Search code examples
c++encodingfile-iowchar-t

C++: Files, encodings and datatypes


---- PLEASE CLOSE ----

------ Edit ---------

I found where the problem is. I'm going to start a new question for the real problem ....

----------------------

 


Hi,

My Situation:

Linux (Ubuntu 10.04)
gcc

But it has to be platform independent

I have a text file (UTF-8) with special characters like ¥ © ® Ỳ È Ð. I have a std::map where I would like to have a datatype for the key to hold these special characters. Currently I'm using wchar_t.

Then I have to use strings, which can contain these chars. Now I'm using std::wstring.

I have to read that UTF-8 file. So, I thought using a wifstream. And for line processing, I used wstringstream.

I think this isn't bad, what I've done so far... If not, what is better?

What is going wrong:

Of course, I have to read that file. But reading the lines stops at the first line with a special char. In short this is what I did:

map<wchar_t, Glyph*> glyphs;

//...

wifstream in(txtFile.c_str());
 if (!in.is_open())
 {
  throw runtime_error("Cannot open font text file!!");
 }
 wstring line;
 while (getline(in, line)) // edit
 {
  printf("Loading glyph\n");
  if (line.length() == 0)
  {
   continue;
  }
  wchar_t keyChar = line.at(0);
  /* First, put the four floats into the wstringstream */
  wstringstream ss(line.substr(2));
  /* Now, read them out */
  Glyph *g = new Glyph();
  ss >> g->x;
  ss >> g->y;
  ss >> g->w;
  ss >> g->h;
  glyphs[keyChar] = g;
  printf("Glyph `%c` (%d): %f, %f, %f, %f\n", keyChar, keyChar, g->x, g->y, g->w, g->h);

 }

So, the question is: How to read a file with the special chars with a wifstream?

Thanks in advance!

How the file looks:

  0.000000 0.000000 0.010909 0.200000
A 0.023636 0.000000 0.014545 0.200000
B 0.050909 0.000000 0.014545 0.200000
C 0.078182 0.000000 0.014545 0.200000
D 0.105455 0.000000 0.014545 0.200000
E 0.132727 0.000000 0.014545 0.200000

....

È 0.661818 0.400000 0.014545 0.200000
É 0.689091 0.400000 0.014545 0.200000
Ê 0.716364 0.400000 0.014545 0.200000
Ë 0.743636 0.400000 0.014545 0.200000
Ì 0.770909 0.400000 0.012727 0.200000
Í 0.796364 0.400000 0.012727 0.200000
Î 0.821818 0.400000 0.012727 0.200000
Ï 0.847273 0.400000 0.012727 0.200000
Ð 0.872727 0.400000 0.014545 0.200000
Ñ 0.900000 0.400000 0.014545 0.200000

Solution

    1. use while( !in ) instead of the eof variant, it's better, see this question

    2. I'm assuming you're using Windows (as Linux and Mac normally have native UTF-8 platform encoding, which allows you to ignore most of this stuff).

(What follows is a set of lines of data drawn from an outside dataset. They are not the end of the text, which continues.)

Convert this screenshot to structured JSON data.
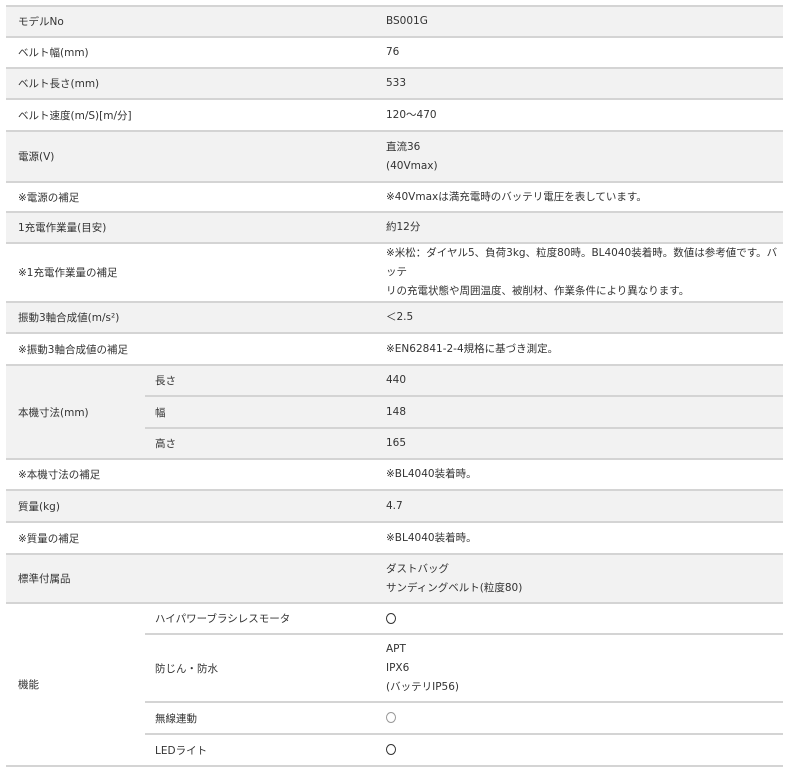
{
  "spec_table": {
    "rows": [
      {
        "label": "モデルNo",
        "value": [
          "BS001G"
        ],
        "h": 31
      },
      {
        "label": "ベルト幅(mm)",
        "value": [
          "76"
        ],
        "h": 31
      },
      {
        "label": "ベルト長さ(mm)",
        "value": [
          "533"
        ],
        "h": 31
      },
      {
        "label": "ベルト速度(m/S)[m/分]",
        "value": [
          "120〜470"
        ],
        "h": 32
      },
      {
        "label": "電源(V)",
        "value": [
          "直流36",
          "(40Vmax)"
        ],
        "h": 51
      },
      {
        "label": "※電源の補足",
        "value": [
          "※40Vmaxは満充電時のバッテリ電圧を表しています。"
        ],
        "h": 30
      },
      {
        "label": "1充電作業量(目安)",
        "value": [
          "約12分"
        ],
        "h": 31
      },
      {
        "label": "※1充電作業量の補足",
        "value": [
          "※米松：ダイヤル5、負荷3kg、粒度80時。BL4040装着時。数値は参考値です。バッテ",
          "リの充電状態や周囲温度、被削材、作業条件により異なります。"
        ],
        "h": 49
      },
      {
        "label": "振動3軸合成値(m/s²)",
        "value": [
          "＜2.5"
        ],
        "h": 31
      },
      {
        "label": "※振動3軸合成値の補足",
        "value": [
          "※EN62841-2-4規格に基づき測定。"
        ],
        "h": 32
      },
      {
        "label": "本機寸法(mm)",
        "subs": [
          {
            "label": "長さ",
            "value": [
              "440"
            ],
            "h": 31
          },
          {
            "label": "幅",
            "value": [
              "148"
            ],
            "h": 32
          },
          {
            "label": "高さ",
            "value": [
              "165"
            ],
            "h": 31
          }
        ]
      },
      {
        "label": "※本機寸法の補足",
        "value": [
          "※BL4040装着時。"
        ],
        "h": 31
      },
      {
        "label": "質量(kg)",
        "value": [
          "4.7"
        ],
        "h": 32
      },
      {
        "label": "※質量の補足",
        "value": [
          "※BL4040装着時。"
        ],
        "h": 32
      },
      {
        "label": "標準付属品",
        "value": [
          "ダストバッグ",
          "サンディングベルト(粒度80)"
        ],
        "h": 49
      },
      {
        "label": "機能",
        "subs": [
          {
            "label": "ハイパワーブラシレスモータ",
            "value": [
              "○"
            ],
            "h": 31,
            "circle": "dark"
          },
          {
            "label": "防じん・防水",
            "value": [
              "APT",
              "IPX6",
              "(バッテリIP56)"
            ],
            "h": 68
          },
          {
            "label": "無線連動",
            "value": [
              "○"
            ],
            "h": 32,
            "circle": "light"
          },
          {
            "label": "LEDライト",
            "value": [
              "○"
            ],
            "h": 32,
            "circle": "dark"
          }
        ]
      }
    ]
  },
  "colors": {
    "gray_row": "#f2f2f2",
    "border": "#d4d4d4",
    "text": "#333333"
  }
}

    What I would do is read the whole file as chars and convert it to wchar_t's using the handy functions in this question by me :).

    Remember: on linux (and probably mac os x too) you can just output a UTF-8 stream to a terminal and get the right characters, in Windows, that's a whole different kond of story.